After watching The Invasion, I sincerely hope that Nicole Kidman becomes the next test case for the new Jim Carrey-style Hollywood deal, where talent receives no money up front and must live or die by the quality of the film they make. An actor with her star power, while not in a position to challenge the Warner Bros. decision to replace director Oliver Hirschbiegel and remake large portions of this film after what they deemed to be an unacceptable first cut, could certainly have taken some kind of stand for basement-level quality control that doesn't exist here at all. The Invasion is a borderline-unreleasable mess, with unfinished scenes, absurdly rushed exposition, and a plethora of random bad decisions that could only be the product of a hugely stressed production. Whose idea was it, for example, to embarrass Kidman with a Carmen Electra-sized Wonderbra that she totes around for most of the picture? Also, this has to be the first time I've ever seen an adrenaline-syringe-in-the-heart scene filmed with the casualness of a blocking rehearsal.

The set-up: A returning space shuttle explodes upon re-entry and the pieces are scattered over Nowhere, America, leading to a montage of the great unwashed reporting the crash to the news media. I'm not sure if the body snatchers crashed the shuttle on purpose or if they were just hitching a ride and something went wrong, but either way their mission is accomplished -- they are now extant on Earth and can get down to their business, which is infecting all of us through liquid contact and turning us into Democrats. You see, we're told repeatedly that body snatchers are peaceful and that once they rule the roost, there will be no more war and violence. As they begin to turn more and more people, we start to see 'positive' news on television screens -- President Bush warmly meeting with Hugo Chavez, for example, with Bush having presumably been turned. By the last act, the recurring visual of a smartly-dressed Kidman being chased through D.C. parking garages by the aggressive peaceniks plays like a reel of Ann Coulter's nightmares.

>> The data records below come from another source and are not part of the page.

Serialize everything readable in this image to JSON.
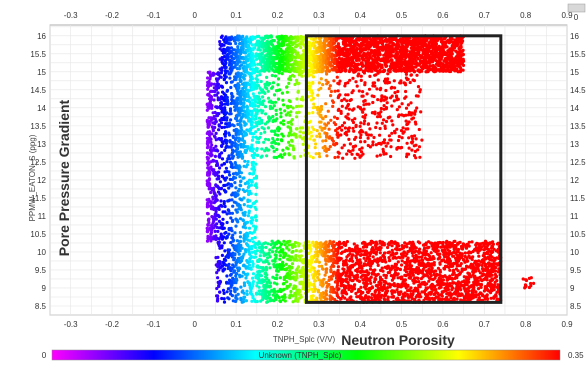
{
  "chart_data": {
    "type": "scatter",
    "xlabel": "TNPH_Splc (V/V)",
    "ylabel": "PPMW_EATON_S (ppg)",
    "xlim": [
      -0.35,
      0.9
    ],
    "ylim": [
      8.25,
      16.3
    ],
    "x_ticks": [
      "-0.3",
      "-0.2",
      "-0.1",
      "0",
      "0.1",
      "0.2",
      "0.3",
      "0.4",
      "0.5",
      "0.6",
      "0.7",
      "0.8",
      "0.9"
    ],
    "y_ticks": [
      "8.5",
      "9",
      "9.5",
      "10",
      "10.5",
      "11",
      "11.5",
      "12",
      "12.5",
      "13",
      "13.5",
      "14",
      "14.5",
      "15",
      "15.5",
      "16"
    ],
    "top_right_tick": "0",
    "grid": true,
    "annotations": {
      "y_annotation": "Pore Pressure Gradient",
      "x_annotation": "Neutron Porosity"
    },
    "highlight_box": {
      "x": [
        0.27,
        0.74
      ],
      "y": [
        8.6,
        16.0
      ]
    },
    "colorbar": {
      "label": "Unknown (TNPH_Splc)",
      "min": "0",
      "max": "0.35",
      "colors": [
        "#ff00ff",
        "#0000ff",
        "#00ffff",
        "#00ff00",
        "#ffff00",
        "#ff0000"
      ]
    },
    "color_by": "TNPH_Splc",
    "point_clusters": [
      {
        "y_range": [
          8.6,
          10.3
        ],
        "x_range": [
          0.05,
          0.74
        ],
        "density": "high"
      },
      {
        "y_range": [
          15.0,
          16.0
        ],
        "x_range": [
          0.06,
          0.65
        ],
        "density": "high"
      },
      {
        "y_range": [
          12.6,
          15.0
        ],
        "x_range": [
          0.1,
          0.55
        ],
        "density": "medium"
      },
      {
        "y_range": [
          10.3,
          15.0
        ],
        "x_range": [
          0.03,
          0.15
        ],
        "density": "medium"
      },
      {
        "y_range": [
          9.0,
          9.3
        ],
        "x_range": [
          0.79,
          0.82
        ],
        "density": "low"
      }
    ]
  }
}
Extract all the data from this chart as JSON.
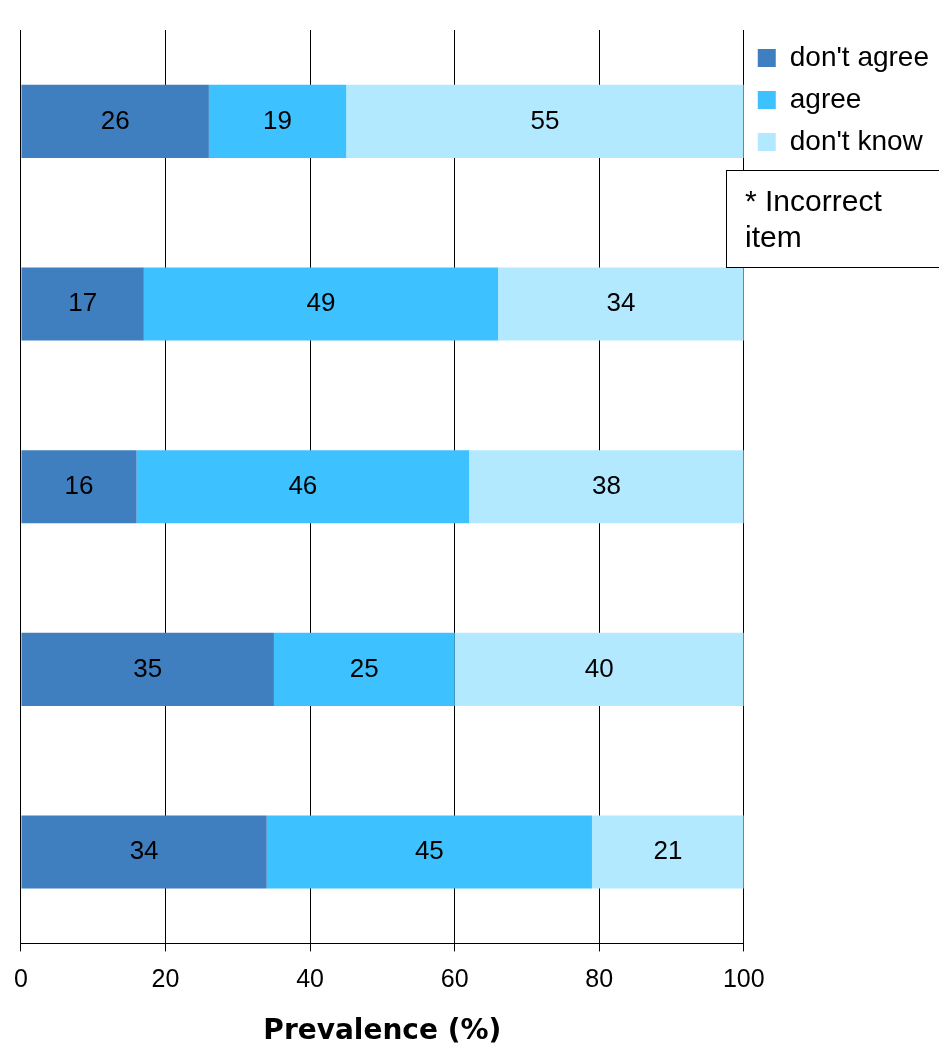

Daniel Craig and Jeffrey Wright are also trapped in this thing -- Craig is Kidman's quasi love-interest and Wright is just some scientist -- and one of the few times all three actors appear on screen together is for a shopworn 'scientist-detective' scene. Do you know this cliche? It's the one where the main characters stop running long enough to hastily assemble -- one of them has a microscope and a 'sample' of some kind -- and the three of them put their heads together to interpret the scientific data. They correctly put the pieces of the puzzle together in about three minutes. It's the most cheap, rote kind of exposition imaginable, and the kind of thing you'd expect to see in Decoys 2, not a big-budget science-fiction blockbuster. I have no doubt that the scene was dreamed up by the studio executives in charge of the film's re-make/re-shoot/re-cut. You can almost hear them saying 'If we only had a quick scene here where A explained X to B and C, that would solve Problem G!'

Still, this scene doesn't compare in badness to the afore-mentioned adrenaline-syringe scene that comes late in the picture. On the run from the snatchers -- wouldn't that have been a better title, by the way? -- Kidman and her son have barricaded themselves in some kind of grocery store and Kidman is trying to resist falling asleep. You see, one of the snatchers has recently vomited in her face, which means she's already infected with the body snatcher gene, and her transformation will occur as soon as she goes into REM sleep. Of course, the whole point of this 'rule' is to set up a scene where she will be put into peril by falling asleep, but before she finally does so, for reasons that make no sense whatsoever, she gives her son an adrenaline syringe to jab her with, as if she's going to be overdosing on sweet lady H. Aside from not making sense on an intellectual level, this scene is shot and acted so poorly that it elicited belly laughs from the crowd I saw the film with.

The adrenaline-syringe scene is also used as a framing device -- the film opens with it and then returns to it in the third act, and as you might expect by now, even the framing shot contains its own special weirdness. Two times, we're forced to watch as Kidman, having just arrived at the store, stops the movie in its tracks so that she can avail herself of a two-liter bottle of Mountain Dew. The bottle is carefully positioned so that when she grabs it, the label is completely visible to the camera, and then, in a long, unbroken take, she drinks from it like she's just walked through the Sahara. Are you kidding me? Did Mountain Dew pick up the entire bill for the re-shoots? It's the most embarrassing product placement I've ever seen, period. What else can I say? I've always been vocal about the fact that Kidman is my favorite actress -- check out my three-part retrospective of her early work here -- but after watching The Invasion, I'd appreciate it if you'd keep that information just between us.